I never noticed it before.
The words sat in my head as I tried to absorb their meaning.
“In that same hour he (Jesus) rejoiced in the Holy Spirit.”
It could have very easily slipped by my notice again, but I probed deeper.
The commentary said it really meant, “thrilled with joy.”
Charles Spurgeon said…
“This is the only occasion in the gospels where it is specifically said that Jesus rejoiced. It stands alone; yet we should not think that Jesus never rejoiced other times. We do not hear that he laughed, though it is thrice recorded that he wept; and here for once, as quite unique, we find the inspired assurance that he rejoiced.”
Charles Spurgeon
I think there is a reason Jesus was known more for his sorrow than his joy. Grief is inherently isolating and lonely. We can easily find friends who will rejoice with us, but it is harder to find someone to walk with us down the dark path of sorrow. Ever since the darkness came and changed me, I have been daily comforted by a Savior who does not shy away from the depths of my pain but walks with me in the lonely valley.
But this…he was thrilled with joy in the Holy Spirit!
What caused him to be thrilled? And why is this instance, important enough to be the only time recorded in Scripture, though he was most certainly joyful at other times?
He had just sent out 72 people, two by two into every town and place where he was about to go (check out this fascinating story in Luke 10). They were to prepare the way for Jesus, making the hurting, broken world ready for him. That nameless group of 72 people obeyed and experienced the incredible power of God to cast the demons themselves out of people. They weren’t known, were even slightly rebuked for focusing on the power that was displayed through them and not delighting in the one whose power it was. Nevertheless, Jesus was thrilled with joy over the work of his people: over the Holy Spirit that was shining so brightly through them.
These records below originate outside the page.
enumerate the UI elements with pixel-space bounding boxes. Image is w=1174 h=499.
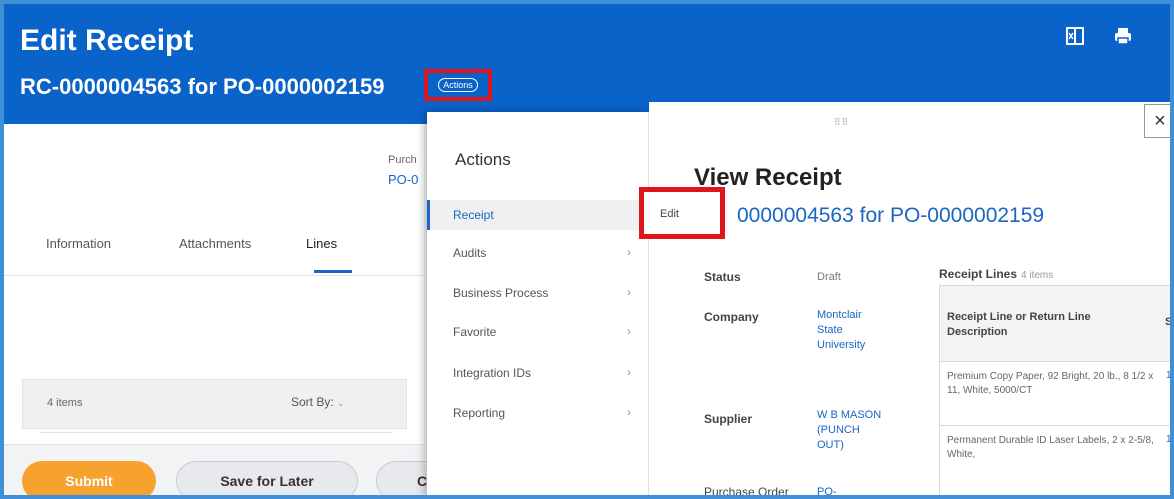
print-icon[interactable] — [1112, 26, 1134, 48]
row-description: Premium Copy Paper, 92 Bright, 20 lb., 8… — [947, 371, 1154, 396]
footer-bar: Submit Save for Later C — [4, 444, 456, 495]
row-value[interactable]: 1 — [1166, 434, 1170, 445]
row-description: Permanent Durable ID Laser Labels, 2 x 2… — [947, 435, 1154, 460]
receipt-lines-title: Receipt Lines — [939, 267, 1018, 281]
active-tab-indicator — [314, 270, 352, 273]
tab-bar: Information Attachments Lines — [4, 236, 424, 276]
menu-item-label: Favorite — [453, 325, 497, 339]
list-count: 4 items — [47, 397, 83, 409]
list-item — [40, 432, 392, 444]
menu-item-label: Audits — [453, 246, 487, 260]
menu-item-label: Receipt — [453, 208, 494, 222]
menu-item-audits[interactable]: Audits › — [427, 238, 649, 268]
chevron-right-icon: › — [627, 405, 631, 419]
sort-by-dropdown[interactable]: Sort By: ⌄ — [291, 395, 345, 409]
purchase-order-link[interactable]: PO-0 — [388, 172, 418, 187]
receipt-lines-heading: Receipt Lines 4 items — [939, 267, 1053, 281]
supplier-link[interactable]: W B MASON (PUNCH OUT) — [817, 408, 887, 453]
column-header-description: Receipt Line or Return Line Description — [947, 311, 1091, 338]
save-for-later-button[interactable]: Save for Later — [176, 461, 358, 495]
selected-marker — [427, 200, 430, 230]
app-window: Edit Receipt RC-0000004563 for PO-000000… — [0, 0, 1174, 499]
actions-label: Actions — [438, 78, 478, 92]
edit-menu-item[interactable]: Edit — [639, 187, 725, 239]
excel-export-icon[interactable] — [1064, 26, 1086, 48]
receipt-lines-count: 4 items — [1021, 270, 1054, 281]
chevron-right-icon: › — [627, 285, 631, 299]
menu-item-business-process[interactable]: Business Process › — [427, 278, 649, 308]
receipt-lines-table: Receipt Line or Return Line Description … — [939, 285, 1173, 495]
supplier-label: Supplier — [704, 412, 753, 426]
status-label: Status — [704, 270, 741, 284]
company-label: Company — [704, 310, 759, 324]
company-link[interactable]: Montclair State University — [817, 308, 887, 353]
chevron-right-icon: › — [627, 365, 631, 379]
actions-menu-title: Actions — [455, 150, 511, 169]
purchase-order-field-link[interactable]: PO- — [817, 485, 907, 495]
table-header: Receipt Line or Return Line Description … — [940, 286, 1173, 362]
menu-item-label: Integration IDs — [453, 366, 532, 380]
table-row: Premium Copy Paper, 92 Bright, 20 lb., 8… — [940, 362, 1170, 426]
drag-handle-icon[interactable]: ⠿⠿ — [834, 117, 849, 128]
submit-button[interactable]: Submit — [22, 461, 156, 495]
menu-item-integration-ids[interactable]: Integration IDs › — [427, 358, 649, 388]
tab-attachments[interactable]: Attachments — [179, 236, 251, 251]
column-header-s: S — [1165, 316, 1173, 328]
tab-information[interactable]: Information — [46, 236, 111, 251]
purchase-order-field-label: Purchase Order — [704, 485, 789, 499]
status-value: Draft — [817, 271, 841, 283]
menu-item-label: Reporting — [453, 406, 506, 420]
menu-item-favorite[interactable]: Favorite › — [427, 317, 649, 347]
view-receipt-panel: ⠿⠿ × View Receipt 0000004563 for PO-0000… — [639, 102, 1170, 499]
actions-menu: Actions Receipt Audits › Business Proces… — [427, 112, 649, 495]
menu-item-label: Business Process — [453, 286, 549, 300]
row-value[interactable]: 1 — [1166, 370, 1170, 381]
list-toolbar: 4 items Sort By: ⌄ — [22, 379, 407, 429]
tab-lines[interactable]: Lines — [306, 236, 337, 251]
page-subtitle: RC-0000004563 for PO-0000002159 — [20, 74, 385, 99]
purchase-order-label: Purch — [388, 154, 417, 166]
view-receipt-subtitle: 0000004563 for PO-0000002159 — [737, 204, 1045, 227]
menu-item-receipt[interactable]: Receipt — [427, 200, 649, 230]
table-row: Permanent Durable ID Laser Labels, 2 x 2… — [940, 426, 1170, 495]
receipt-page: Purch PO-0 Information Attachments Lines… — [4, 124, 424, 495]
page-title: Edit Receipt — [20, 24, 194, 57]
chevron-right-icon: › — [627, 245, 631, 259]
chevron-right-icon: › — [627, 324, 631, 338]
close-button[interactable]: × — [1144, 104, 1170, 138]
sort-by-label: Sort By: — [291, 395, 334, 409]
menu-item-reporting[interactable]: Reporting › — [427, 398, 649, 428]
edit-label: Edit — [660, 208, 679, 220]
actions-button[interactable]: Actions — [424, 69, 492, 101]
chevron-down-icon: ⌄ — [337, 398, 345, 408]
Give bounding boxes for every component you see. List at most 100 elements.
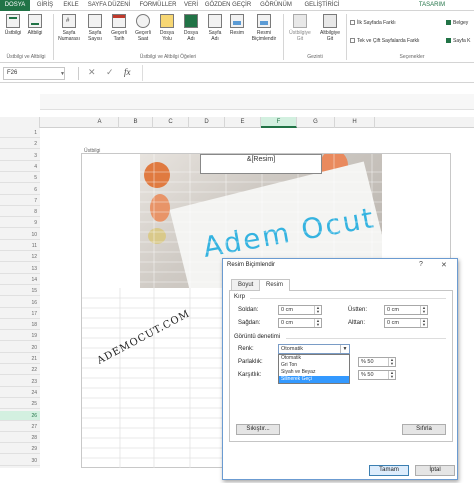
enter-icon[interactable]: ✓ [106,67,114,78]
column-header[interactable]: E [225,117,261,128]
column-header[interactable]: D [189,117,225,128]
row-header[interactable]: 17 [0,309,40,319]
spinner-arrows-icon[interactable]: ▲ ▼ [388,371,395,379]
row-header[interactable]: 3 [0,151,40,161]
crop-bottom-input[interactable]: 0 cm ▲ ▼ [384,318,428,328]
crop-right-input[interactable]: 0 cm ▲ ▼ [278,318,322,328]
format-picture-button[interactable]: Resmi Biçimlendir [248,14,280,42]
compress-button[interactable]: Sıkıştır... [236,424,280,435]
function-icon[interactable]: fx [124,67,131,77]
header-center-field[interactable]: &[Resim] [200,154,322,174]
spinner-arrows-icon[interactable]: ▲ ▼ [420,319,427,327]
crop-top-input[interactable]: 0 cm ▲ ▼ [384,305,428,315]
row-header[interactable]: 10 [0,230,40,240]
tab-insert[interactable]: EKLE [60,0,82,11]
align-with-margins-checkbox[interactable]: Sayfa K [446,38,471,44]
color-option[interactable]: Otomatik [279,355,349,362]
column-header[interactable]: A [81,117,119,128]
row-header[interactable]: 19 [0,331,40,342]
tab-formulas[interactable]: FORMÜLLER [136,0,180,11]
dialog-title: Resim Biçimlendir [227,262,276,268]
row-header[interactable]: 18 [0,320,40,331]
column-header[interactable]: B [119,117,153,128]
row-header[interactable]: 24 [0,388,40,398]
odd-even-different-checkbox[interactable]: Tek ve Çift Sayfalarda Farklı [350,38,420,44]
row-header[interactable]: 1 [0,128,40,138]
page-count-button[interactable]: Sayfa Sayısı [84,14,106,42]
first-page-different-checkbox[interactable]: İlk Sayfada Farklı [350,20,396,26]
row-header[interactable]: 6 [0,185,40,195]
row-header[interactable]: 7 [0,196,40,206]
row-header[interactable]: 2 [0,139,40,150]
tab-size[interactable]: Boyut [231,279,261,290]
reset-button[interactable]: Sıfırla [402,424,446,435]
row-header[interactable]: 13 [0,264,40,274]
scale-with-document-checkbox[interactable]: Belgey [446,20,468,26]
brightness-input[interactable]: % 50 ▲ ▼ [358,357,396,367]
crop-left-input[interactable]: 0 cm ▲ ▼ [278,305,322,315]
row-header[interactable]: 21 [0,354,40,364]
column-header[interactable]: G [297,117,335,128]
row-header[interactable]: 29 [0,444,40,455]
color-option[interactable]: Gri Ton [279,362,349,369]
select-all-corner[interactable] [0,117,40,128]
row-header[interactable]: 12 [0,252,40,263]
column-header[interactable]: H [335,117,375,128]
row-header[interactable]: 16 [0,298,40,308]
row-header[interactable]: 27 [0,422,40,432]
tab-picture[interactable]: Resim [259,279,291,291]
row-header[interactable]: 8 [0,207,40,218]
tab-page-layout[interactable]: SAYFA DÜZENİ [86,0,132,11]
row-header[interactable]: 11 [0,241,40,251]
file-path-button[interactable]: Dosya Yolu [156,14,178,42]
column-header-selected[interactable]: F [261,117,297,128]
spinner-arrows-icon[interactable]: ▲ ▼ [420,306,427,314]
tab-developer[interactable]: GELİŞTİRİCİ [300,0,344,11]
row-header[interactable]: 14 [0,275,40,285]
row-header[interactable]: 20 [0,343,40,353]
contrast-input[interactable]: % 50 ▲ ▼ [358,370,396,380]
goto-header-button[interactable]: Üstbilgiye Git [286,14,314,42]
tab-design[interactable]: TASARIM [412,0,452,11]
current-date-button[interactable]: Geçerli Tarih [108,14,130,42]
goto-footer-button[interactable]: Altbilgiye Git [316,14,344,42]
row-header[interactable]: 28 [0,433,40,444]
help-icon[interactable]: ? [419,261,423,268]
cancel-button[interactable]: İptal [415,465,455,476]
tab-review[interactable]: GÖZDEN GEÇİR [203,0,253,11]
header-button[interactable]: Üstbilgi [2,14,24,36]
picture-button[interactable]: Resim [226,14,248,36]
page-number-button[interactable]: # Sayfa Numarası [56,14,82,42]
row-header[interactable]: 15 [0,286,40,297]
tab-file[interactable]: DOSYA [0,0,30,11]
sheet-name-button[interactable]: Sayfa Adı [204,14,226,42]
spinner-arrows-icon[interactable]: ▲ ▼ [388,358,395,366]
color-option-selected[interactable]: Silinerek Geçi [279,376,349,383]
row-header[interactable]: 9 [0,218,40,229]
tab-data[interactable]: VERİ [182,0,200,11]
chevron-down-icon[interactable]: ▼ [340,345,349,353]
spinner-arrows-icon[interactable]: ▲ ▼ [314,319,321,327]
row-header[interactable]: 23 [0,377,40,387]
tab-home[interactable]: GİRİŞ [33,0,57,11]
row-header[interactable]: 5 [0,173,40,184]
file-name-button[interactable]: Dosya Adı [180,14,202,42]
row-header[interactable]: 22 [0,365,40,376]
spinner-arrows-icon[interactable]: ▲ ▼ [314,306,321,314]
row-header[interactable]: 30 [0,456,40,466]
column-header[interactable]: C [153,117,189,128]
ok-button[interactable]: Tamam [369,465,409,476]
row-header-selected[interactable]: 26 [0,410,40,421]
color-option[interactable]: Siyah ve Beyaz [279,369,349,376]
footer-button[interactable]: Altbilgi [24,14,46,36]
color-dropdown[interactable]: Otomatik ▼ [278,344,350,354]
cancel-icon[interactable]: ✕ [88,67,96,78]
close-icon[interactable]: ✕ [441,261,447,269]
current-time-button[interactable]: Geçerli Saat [132,14,154,42]
name-box[interactable]: F26 [3,67,65,80]
tab-view[interactable]: GÖRÜNÜM [256,0,296,11]
row-header[interactable]: 25 [0,399,40,410]
formula-input[interactable] [142,65,472,81]
row-header[interactable]: 4 [0,162,40,172]
chevron-down-icon[interactable]: ▼ [60,71,65,77]
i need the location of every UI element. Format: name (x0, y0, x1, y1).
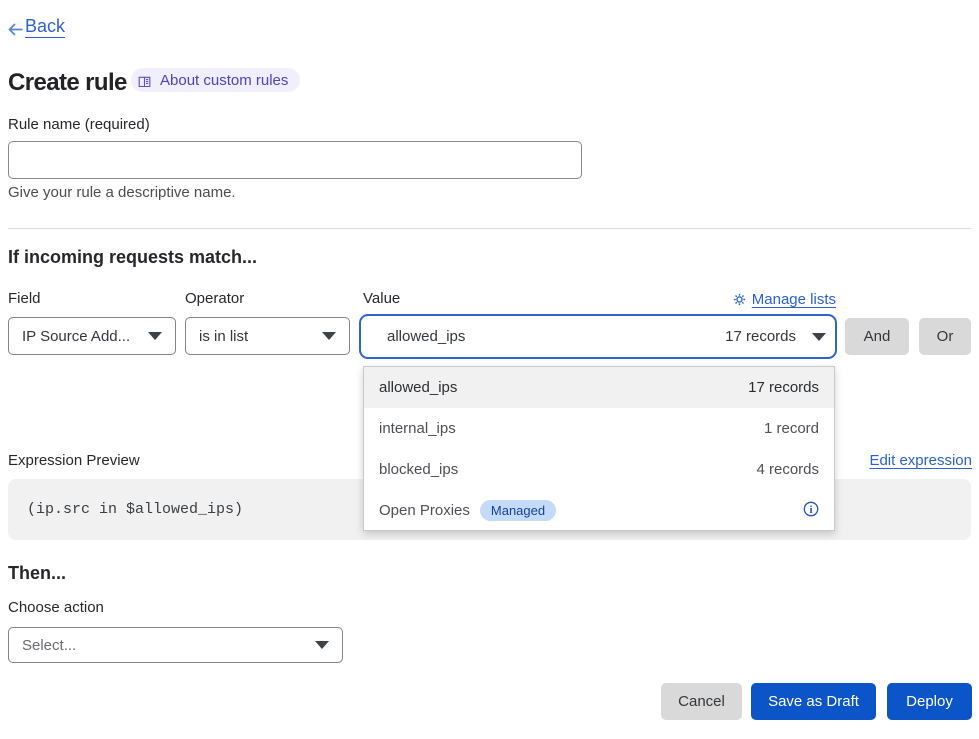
svg-text:i: i (809, 503, 812, 515)
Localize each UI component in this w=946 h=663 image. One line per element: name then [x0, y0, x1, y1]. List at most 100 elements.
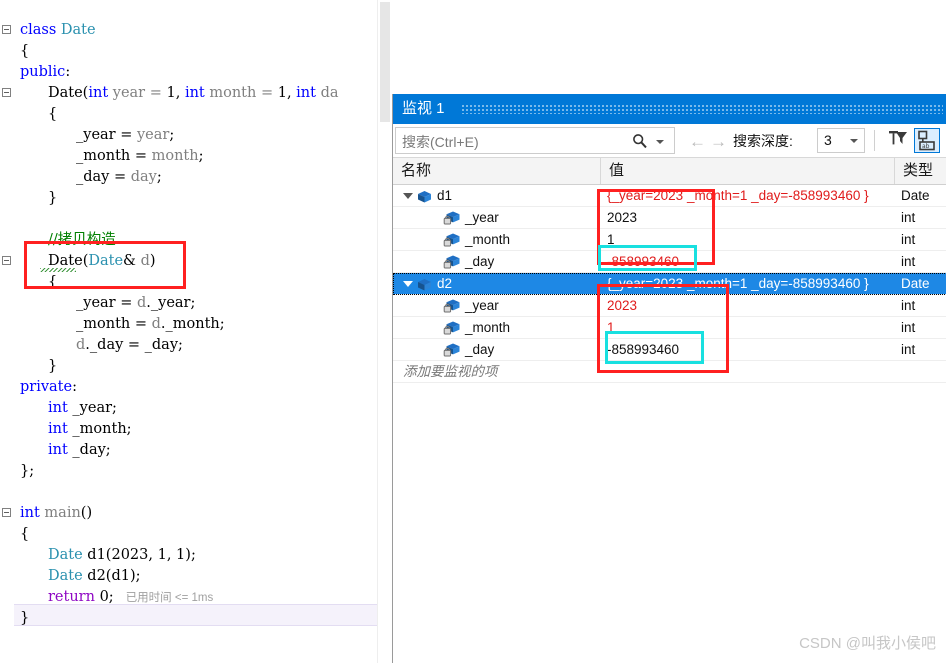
code-line[interactable]: int _year; — [0, 398, 392, 419]
code-text: _year = d._year; — [76, 295, 196, 311]
add-watch-row[interactable]: 添加要监视的项 — [393, 361, 946, 383]
private-field-lock-icon — [443, 254, 461, 270]
fold-toggle-icon[interactable] — [2, 88, 11, 97]
code-line[interactable]: d._day = _day; — [0, 335, 392, 356]
watch-row[interactable]: _year 2023 int — [393, 295, 946, 317]
watch-row-name-cell[interactable]: _month — [393, 229, 601, 250]
code-line[interactable]: _month = month; — [0, 146, 392, 167]
editor-scroll-thumb[interactable] — [380, 2, 390, 122]
code-line[interactable]: public: — [0, 62, 392, 83]
code-editor[interactable]: class Date { public: Date(int year = 1, int… — [0, 0, 392, 663]
code-line[interactable]: _month = d._month; — [0, 314, 392, 335]
code-line[interactable]: Date d1(2023, 1, 1); — [0, 545, 392, 566]
fold-toggle-icon[interactable] — [2, 25, 11, 34]
search-back-arrow-icon[interactable]: ← — [689, 132, 706, 152]
private-field-lock-icon — [443, 210, 461, 226]
title-bar-drag-dots[interactable] — [461, 104, 943, 114]
code-line[interactable]: return 0; 已用时间 <= 1ms — [0, 587, 392, 608]
watch-row[interactable]: _month 1 int — [393, 229, 946, 251]
code-line[interactable]: int _month; — [0, 419, 392, 440]
code-text: _year = year; — [76, 127, 175, 143]
code-line[interactable]: }; — [0, 461, 392, 482]
watch-row-value-cell[interactable]: {_year=2023 _month=1 _day=-858993460 } — [601, 185, 895, 206]
fold-toggle-icon[interactable] — [2, 256, 11, 265]
code-line[interactable]: _year = year; — [0, 125, 392, 146]
fold-toggle-icon[interactable] — [2, 508, 11, 517]
code-text: return 0; — [48, 589, 114, 605]
search-forward-arrow-icon[interactable]: → — [710, 132, 727, 152]
code-line[interactable]: Date d2(d1); — [0, 566, 392, 587]
editor-scrollbar[interactable] — [377, 0, 392, 663]
code-line[interactable]: int _day; — [0, 440, 392, 461]
code-text: Date d1(2023, 1, 1); — [48, 547, 196, 563]
watch-row-name-cell[interactable]: _month — [393, 317, 601, 338]
code-text: class Date — [20, 22, 96, 38]
code-line[interactable]: int main() — [0, 503, 392, 524]
code-line[interactable]: { — [0, 41, 392, 62]
watch-row[interactable]: _month 1 int — [393, 317, 946, 339]
code-text: } — [48, 358, 58, 374]
expander-triangle-icon[interactable] — [403, 281, 413, 292]
error-squiggle — [40, 268, 76, 272]
watch-window-title: 监视 1 — [402, 100, 445, 117]
code-text: _day = day; — [76, 169, 162, 185]
column-header-name[interactable]: 名称 — [393, 158, 601, 184]
add-watch-placeholder[interactable]: 添加要监视的项 — [393, 361, 601, 382]
watch-row-name-cell[interactable]: _day — [393, 339, 601, 360]
code-text: { — [20, 43, 30, 59]
search-depth-chevron-down-icon[interactable] — [850, 139, 858, 143]
watch-window[interactable]: 监视 1 搜索(Ctrl+E) ← → 搜索深度: 3 ab 名称 值 类型 d… — [392, 94, 946, 663]
watch-row-value-cell[interactable]: 1 — [601, 229, 895, 250]
watch-row-value-cell[interactable]: 2023 — [601, 207, 895, 228]
code-line[interactable]: { — [0, 104, 392, 125]
private-field-lock-icon — [443, 342, 461, 358]
watch-row[interactable]: _year 2023 int — [393, 207, 946, 229]
search-input[interactable]: 搜索(Ctrl+E) — [402, 132, 479, 152]
code-line[interactable] — [0, 209, 392, 230]
code-line[interactable]: } — [0, 188, 392, 209]
watch-grid-body[interactable]: d1 {_year=2023 _month=1 _day=-858993460 }… — [393, 185, 946, 383]
hex-display-icon[interactable]: ab — [914, 128, 940, 153]
code-line[interactable]: } — [0, 608, 392, 629]
code-lines[interactable]: class Date { public: Date(int year = 1, int… — [0, 20, 392, 629]
watch-row-name-cell[interactable]: d1 — [393, 185, 601, 206]
watch-row-value-cell[interactable]: -858993460 — [601, 251, 895, 272]
watch-row-name-cell[interactable]: _day — [393, 251, 601, 272]
watch-row[interactable]: _day -858993460 int — [393, 339, 946, 361]
code-text: _month = d._month; — [76, 316, 225, 332]
watch-row-value-cell[interactable]: 2023 — [601, 295, 895, 316]
code-line[interactable]: } — [0, 356, 392, 377]
code-text: } — [20, 610, 30, 626]
code-line[interactable]: _year = d._year; — [0, 293, 392, 314]
search-icon[interactable] — [632, 133, 648, 149]
watch-row[interactable]: d1 {_year=2023 _month=1 _day=-858993460 }… — [393, 185, 946, 207]
search-options-chevron-down-icon[interactable] — [656, 140, 664, 144]
watch-row-name-cell[interactable]: _year — [393, 207, 601, 228]
watch-toolbar[interactable]: 搜索(Ctrl+E) ← → 搜索深度: 3 ab — [393, 124, 946, 158]
watch-grid[interactable]: 名称 值 类型 d1 {_year=2023 _month=1 _day=-858… — [393, 158, 946, 663]
watch-row[interactable]: d2 {_year=2023 _month=1 _day=-858993460 }… — [393, 273, 946, 295]
code-line[interactable]: //拷贝构造 — [0, 230, 392, 251]
watch-row-name-cell[interactable]: d2 — [393, 273, 601, 294]
watch-row-name-cell[interactable]: _year — [393, 295, 601, 316]
watch-window-title-bar[interactable]: 监视 1 — [393, 94, 946, 124]
column-header-type[interactable]: 类型 — [895, 158, 946, 184]
search-box[interactable]: 搜索(Ctrl+E) — [395, 127, 675, 154]
code-line[interactable]: class Date — [0, 20, 392, 41]
watch-row-value-cell[interactable]: 1 — [601, 317, 895, 338]
watch-row-value-cell[interactable]: {_year=2023 _month=1 _day=-858993460 } — [601, 273, 895, 294]
watch-row-value-cell[interactable]: -858993460 — [601, 339, 895, 360]
code-text: } — [48, 190, 58, 206]
watch-row[interactable]: _day -858993460 int — [393, 251, 946, 273]
code-text: d._day = _day; — [76, 337, 183, 353]
code-line[interactable]: _day = day; — [0, 167, 392, 188]
expander-triangle-icon[interactable] — [403, 193, 413, 204]
pin-filter-icon[interactable] — [885, 128, 911, 153]
code-line[interactable]: private: — [0, 377, 392, 398]
column-header-value[interactable]: 值 — [601, 158, 895, 184]
code-line[interactable] — [0, 482, 392, 503]
code-line[interactable]: { — [0, 272, 392, 293]
code-line[interactable]: Date(int year = 1, int month = 1, int da — [0, 83, 392, 104]
search-depth-select[interactable]: 3 — [817, 128, 865, 153]
code-line[interactable]: { — [0, 524, 392, 545]
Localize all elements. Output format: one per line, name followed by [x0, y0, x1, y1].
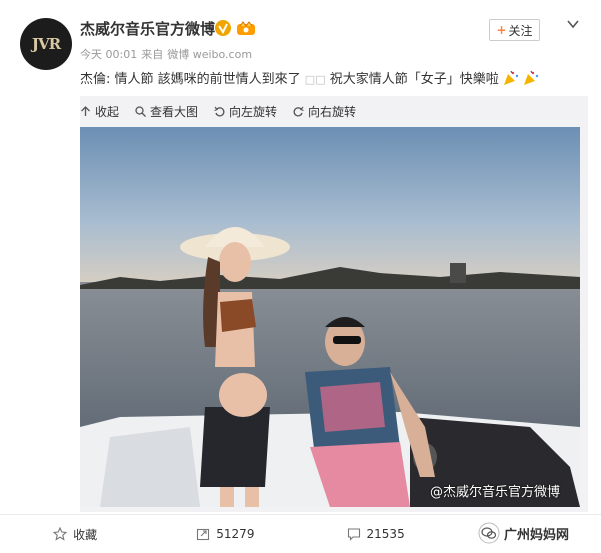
username-link[interactable]: 杰威尔音乐官方微博 [80, 18, 215, 39]
post-source[interactable]: 微博 weibo.com [167, 48, 252, 61]
star-icon [53, 527, 68, 541]
view-large-button[interactable]: 查看大图 [135, 101, 198, 121]
avatar-logo-text: JVR [31, 35, 61, 53]
rotate-left-button[interactable]: 向左旋转 [214, 101, 277, 121]
rotate-left-label: 向左旋转 [229, 104, 278, 119]
collapse-button[interactable]: 收起 [80, 101, 119, 121]
repost-button[interactable]: 51279 [150, 515, 300, 553]
avatar[interactable]: JVR [20, 18, 72, 70]
post-text-part1: 杰倫: 情人節 該媽咪的前世情人到來了 [80, 72, 301, 87]
view-large-label: 查看大图 [150, 104, 199, 119]
arrow-up-icon [81, 105, 90, 116]
follow-button[interactable]: + 关注 [489, 19, 540, 41]
verified-badge-icon [215, 20, 231, 36]
favorite-button[interactable]: 收藏 [0, 515, 150, 553]
comment-count: 21535 [366, 527, 405, 541]
comment-icon [347, 528, 360, 541]
follow-plus-icon: + [496, 23, 507, 37]
post-text: 杰倫: 情人節 該媽咪的前世情人到來了 □□ 祝大家情人節「女子」快樂啦 [80, 68, 539, 87]
missing-glyph-boxes: □□ [304, 73, 326, 86]
photo-image [80, 127, 580, 507]
comment-button[interactable]: 21535 [301, 515, 451, 553]
photo-watermark: @杰威尔音乐官方微博 [430, 485, 561, 500]
party-popper-icon-2 [524, 70, 539, 85]
repost-count: 51279 [216, 527, 255, 541]
post-photo[interactable] [80, 127, 580, 507]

He was thrilled with joy that God the Father was accomplishing his great plan of salvation through them.
There are times when I get discouraged and feel that God is much more delighted in others; in those who do this life (or could do my life) so much better.
But today, I bring to mind the nameless 72 people.
They had a name, one now known only to God himself.
Nevertheless, they had a name.
And though sometimes our acts of obedience may never be known to others around us, we are known to God.
And as we display his love to a hurting world, Jesus is sitting by the right hand of the Father in heaven, and he is thrilled with joy!
After Caleb ran ahead to heaven, I have often been encouraged to keep going by the thought of my future heavenly homecoming when Caleb will give me one of his big hugs and say, “I’m so proud of you, mom.”
Luke 10 reminds me that it is not only Caleb who is cheering me on.
“Therefore, since we are surrounded by so great a cloud of witnesses, let us also lay aside every weight, and sin which clings so closely, and let us run with endurance the race that is set before us, looking to Jesus, the founder and perfecter of our faith, who for the joy that was set before him endured the cross, despising the shame, and is seated at the right hand of the throne of God.”
Hebrews 12:1-2
Can you picture all the hundreds or thousands of people cheering us on? “Be encouraged, be faithful, don’t give up, you can make it,” they say as they gaze eagerly down at us. “Continue to lean on the love, strength, and forgiveness of Jesus, and know that it is ALL BECAUSE OF HIM!”
“You shall no more be termed Forsaken, and your land shall no more be termed Desolate, but you shall be called My Delight Is in Her, and your land Married; for the Lord delights in you, and your land shall be married. For as a young man marries a young woman, so shall your sons marry you, and as the bridegroom rejoices over the bride, so shall your God rejoice over you.”
Isaiah 62:4-5
God himself delights in us! Not because we are perfect, or do and say the right things. But just because. And we look to him who is. I have learned how closely grief and joy are to one another. I believe the heart of God simultaneously aches with grief with us as we grieve the sorrows and pains of this life, and at the same time is thrilled with joy as we walk in obedience to him and experience the power of God in and through us.